研究課題
若手研究(B)
我々はマウス心不全モデルを用いて、有意に転写されてくるタンパク質をコードしない新規長鎖非コードRNAを同定し、その心肥大における役割の解明を行っている。これまで何も転写産物が生じないと考えられていた遺伝子間領域から転写されてくるlong intergenic noncoding RNAであり、lincRNA-Hy5と名付けている。二つの遺伝子の間から転写されてくるlincRNAであるため、独自のプロモーターを有することが予想された。そこで我々はプロモーターアッセイを行ったところ、心不全で重要な働きを行うSerum Response Factor(SRF)で転写活性が上昇することを見いだした。またlincRNA-Hy5の作用機序を解明するため、核内の結合タンパク質の同定を試みた。ビオチン化lincRNA-Hy5を作製し、肥大した心臓の核内タンパク質を結合させ、結合したタンパク質を質量分析で網羅的に同定したところ、非常に興味深いことに、最も特異的に結合するタンパク質は転写因子であった。またlincRNA-Hy5と、この転写因子との結合にlincRNA-Hy5のどの部位が重要であるかの同定にも成功した。lincRNA-Hy5の生体での働きを解明するため、lincRNA-Hy5欠損マウスを作製し、その表現系を解析しているところである。8週令までの解析にとどまるが、普通に生存し、心機能も心エコー上は正常であった。ただし、心臓が少し小さい傾向にあり、また興味深いことに繊維化マーカーであるコラーゲンや、収縮タンパク質を構成するミオシン重鎖の遺伝子発現が有意に低下していた。現在はこのlincRNA-Hy5欠損マウスに圧負荷を加えることにより心不全を誘導した場合の心機能の評価を行っているところである。
1: 当初の計画以上に進展している
当初の予定より非常にスムーズに進行している。lincRNA-Hy5の発現を制御する転写因子の同定や、その転写因子の結合部位の同定も終了した。また核内と細胞質におけるlincRNA-Hy5結合タンパク質の同定も終了している。またlincRNA-Hy5欠損マウスの正常状態下での表現型解析は終了しており、圧負荷における解析もほぼ終了に近い状況である。以上のことから当初予定した以上に進展していると考えている。

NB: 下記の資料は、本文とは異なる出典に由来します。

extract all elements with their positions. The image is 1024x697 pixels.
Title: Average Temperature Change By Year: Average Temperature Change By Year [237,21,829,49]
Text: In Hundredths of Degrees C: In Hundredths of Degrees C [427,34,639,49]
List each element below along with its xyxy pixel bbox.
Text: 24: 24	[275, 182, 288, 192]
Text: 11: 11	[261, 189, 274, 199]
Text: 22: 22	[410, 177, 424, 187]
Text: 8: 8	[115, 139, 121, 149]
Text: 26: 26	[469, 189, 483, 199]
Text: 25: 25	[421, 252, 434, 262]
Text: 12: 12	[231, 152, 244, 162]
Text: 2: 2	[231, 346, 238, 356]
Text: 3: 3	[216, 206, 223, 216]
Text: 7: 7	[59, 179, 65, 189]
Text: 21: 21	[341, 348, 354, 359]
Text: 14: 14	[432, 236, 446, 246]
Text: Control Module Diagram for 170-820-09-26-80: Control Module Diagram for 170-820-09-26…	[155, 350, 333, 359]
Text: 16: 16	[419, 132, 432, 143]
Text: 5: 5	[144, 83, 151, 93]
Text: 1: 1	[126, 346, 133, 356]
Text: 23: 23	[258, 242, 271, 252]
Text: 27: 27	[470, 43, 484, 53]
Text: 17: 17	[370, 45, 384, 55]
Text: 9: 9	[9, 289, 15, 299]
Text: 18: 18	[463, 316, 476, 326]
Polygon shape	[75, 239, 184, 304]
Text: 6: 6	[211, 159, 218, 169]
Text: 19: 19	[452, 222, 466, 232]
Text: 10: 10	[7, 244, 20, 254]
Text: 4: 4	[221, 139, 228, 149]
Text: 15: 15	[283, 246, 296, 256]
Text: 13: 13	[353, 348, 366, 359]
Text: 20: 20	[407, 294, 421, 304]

lincRNA-Hy5の圧負荷下での機能解析を行うために現在圧負荷を与えたlincRNA-Hy5の心臓を用いて、クロマチン免疫沈降等の実験を行っている。これが終了すれば論文投稿可能であると考えている。lincRNA-Hy5は、心臓と骨格筋に特異的に発現するlincRNAであるため、心臓の解析が終了すれば、骨格筋における働きの解析を行う予定である。またlincRNA-Hy5は心臓に保護的に働いているという結果が得られつつあるため、アデノ関連ウイルス9を用いて心臓特異的に過剰発現させ、心不全が改善するかを検討予定である。
次年度は次年度使用額も合わせて、消耗品やマウス飼育代に充てる予定である。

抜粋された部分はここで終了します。